GdT’s third remake in a row, but excuse me, it’s less a remake of the 1930’s version than a new over-faithful adaptation of the novel. I watched at Movieland, with the new Emma and Yorgos playing next door, on their second victory lap after their smart, modern, oscar-winning semi-Frankenstein. Big physical acting from both men in this, but the superior second half following Monster Elordi can’t make up for a draggy first hour spent with Doctor Oscar. Script mostly bad, but I appreciate some del Toro touches (cool set design, the monster brought to life with a battery vest like a steampunk Iron Man). Did not appreciate the CG wolf fight, can’t recall whether the novel had so many explosions in it.

“That frog ripped me off. Little asshole, little fucker.” Awkward shithead Tim Robinson gets invited to local rocker weatherman Paul Rudd’s friend group, blows it by being too weird and desperate and needy, loses his wife Kate Mara in a sewer adventure, ends up delusional in a squad car.

Aggro Fr13ndsh1p:

Billy Woods released the best album of the year, and on the eve of his followup Mercy he surprise-releases a remix album and accompanying video. I had a very good time watching it.

In a blog first, K took a gowillog pilgrimage to Mork’s and brought back this photo:

Think I prefer Luci-Hadz’s bizarre movies where I don’t ever know what’s happening to the ones where a runaway girl hides out on a movie set, ending up as stand-in then rival to the movie’s diva star, the titular Ice Queen. Feels like they’re telling a story but not getting anywhere with it, all long pauses and people staring silently, while that approach seems to work for me if I’m as lost as the characters. Either way, Hadz has conjured another couple hours of splendid images.

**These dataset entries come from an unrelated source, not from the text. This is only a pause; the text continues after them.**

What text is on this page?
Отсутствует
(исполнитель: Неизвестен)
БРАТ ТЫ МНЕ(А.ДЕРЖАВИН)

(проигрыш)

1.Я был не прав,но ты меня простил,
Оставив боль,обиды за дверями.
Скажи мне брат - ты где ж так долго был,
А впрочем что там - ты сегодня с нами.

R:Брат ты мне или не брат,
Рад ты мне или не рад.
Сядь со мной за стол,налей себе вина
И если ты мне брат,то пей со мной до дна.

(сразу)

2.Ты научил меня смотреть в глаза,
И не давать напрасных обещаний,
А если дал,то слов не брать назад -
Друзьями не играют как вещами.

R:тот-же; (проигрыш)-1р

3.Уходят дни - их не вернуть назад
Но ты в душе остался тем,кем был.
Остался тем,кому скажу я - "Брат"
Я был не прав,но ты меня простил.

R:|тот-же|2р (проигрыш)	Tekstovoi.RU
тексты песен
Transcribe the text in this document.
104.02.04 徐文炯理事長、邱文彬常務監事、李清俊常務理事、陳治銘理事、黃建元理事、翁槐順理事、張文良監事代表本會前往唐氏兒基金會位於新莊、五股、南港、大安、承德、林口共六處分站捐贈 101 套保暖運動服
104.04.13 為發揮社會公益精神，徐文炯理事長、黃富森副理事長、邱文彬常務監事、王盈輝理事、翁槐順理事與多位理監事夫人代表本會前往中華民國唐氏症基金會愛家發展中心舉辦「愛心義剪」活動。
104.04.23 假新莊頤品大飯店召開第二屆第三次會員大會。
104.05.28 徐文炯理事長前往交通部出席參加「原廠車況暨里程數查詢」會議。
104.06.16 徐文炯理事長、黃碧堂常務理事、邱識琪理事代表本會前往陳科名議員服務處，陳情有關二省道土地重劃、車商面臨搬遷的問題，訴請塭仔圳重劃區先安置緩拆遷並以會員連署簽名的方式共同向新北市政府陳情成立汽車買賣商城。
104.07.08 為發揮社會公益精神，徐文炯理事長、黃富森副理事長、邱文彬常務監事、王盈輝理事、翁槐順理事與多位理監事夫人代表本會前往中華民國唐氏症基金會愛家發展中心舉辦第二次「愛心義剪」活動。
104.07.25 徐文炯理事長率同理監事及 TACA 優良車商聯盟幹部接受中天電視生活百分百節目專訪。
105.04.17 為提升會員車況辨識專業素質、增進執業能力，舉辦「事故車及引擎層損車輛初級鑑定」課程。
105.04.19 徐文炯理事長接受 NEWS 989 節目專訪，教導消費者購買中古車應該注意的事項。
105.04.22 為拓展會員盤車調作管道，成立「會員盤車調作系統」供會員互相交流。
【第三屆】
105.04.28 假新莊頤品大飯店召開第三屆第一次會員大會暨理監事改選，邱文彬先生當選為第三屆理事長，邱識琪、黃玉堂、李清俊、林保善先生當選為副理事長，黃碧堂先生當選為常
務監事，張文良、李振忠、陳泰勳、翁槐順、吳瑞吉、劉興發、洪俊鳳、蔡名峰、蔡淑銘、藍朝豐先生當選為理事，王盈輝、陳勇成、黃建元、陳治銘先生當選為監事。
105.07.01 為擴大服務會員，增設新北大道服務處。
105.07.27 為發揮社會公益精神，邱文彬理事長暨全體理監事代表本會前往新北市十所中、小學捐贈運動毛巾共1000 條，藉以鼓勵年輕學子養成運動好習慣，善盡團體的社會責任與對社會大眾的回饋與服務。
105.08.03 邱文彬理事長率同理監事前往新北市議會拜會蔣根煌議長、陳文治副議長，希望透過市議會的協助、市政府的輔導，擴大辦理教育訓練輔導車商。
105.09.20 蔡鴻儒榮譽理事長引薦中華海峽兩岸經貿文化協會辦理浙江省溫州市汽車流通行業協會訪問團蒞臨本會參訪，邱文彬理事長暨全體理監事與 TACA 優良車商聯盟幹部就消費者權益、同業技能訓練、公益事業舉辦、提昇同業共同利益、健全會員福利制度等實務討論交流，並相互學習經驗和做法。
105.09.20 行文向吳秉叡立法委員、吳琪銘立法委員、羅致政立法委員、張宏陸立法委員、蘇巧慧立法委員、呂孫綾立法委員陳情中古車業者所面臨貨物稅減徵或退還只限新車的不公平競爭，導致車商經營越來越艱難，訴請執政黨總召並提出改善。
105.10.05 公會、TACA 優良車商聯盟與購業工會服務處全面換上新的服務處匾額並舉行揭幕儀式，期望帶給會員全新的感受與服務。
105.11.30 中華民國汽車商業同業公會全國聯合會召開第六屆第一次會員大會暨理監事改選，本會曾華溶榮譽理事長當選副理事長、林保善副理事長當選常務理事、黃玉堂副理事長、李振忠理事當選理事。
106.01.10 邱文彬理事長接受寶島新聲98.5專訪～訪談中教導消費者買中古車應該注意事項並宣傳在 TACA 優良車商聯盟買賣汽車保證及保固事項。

Marion Cotillard (only the second time I’ve seen her in the last decade) is our Queen, Clara Pacini the runaway, August Diehl (A Hidden Life) a sinister assistant. The Ice Queen movie doubles as Clara’s childhood storytime and present fantasy world. There’s a crystal / refraction / kaleidoscope theme, the movie’s distorted ending recalling the fever dreams of Mysteries of Lisbon.

Joseph comes to visit his dying father and gets trapped in a hazy somnambulist stuttering time-loop zone. I didn’t like the devil man who destroys bird nests. I guess it’s a Bruno Schulz adaptation, but the story is less important than the Quays using their little puppets to create images nobody has ever seen before.


Ancha es Castilla, N’importe Quoi (2014, Sergio Caballero)

Extremely homemade puppetry, as in Sergio is refusing to use any construction materials that weren’t already in the house – if it didn’t say 2014 I’d swear this was a pandemic project. Divided into chapters/episodes, like the Quay (and as hard to follow), but more primitive and absurd.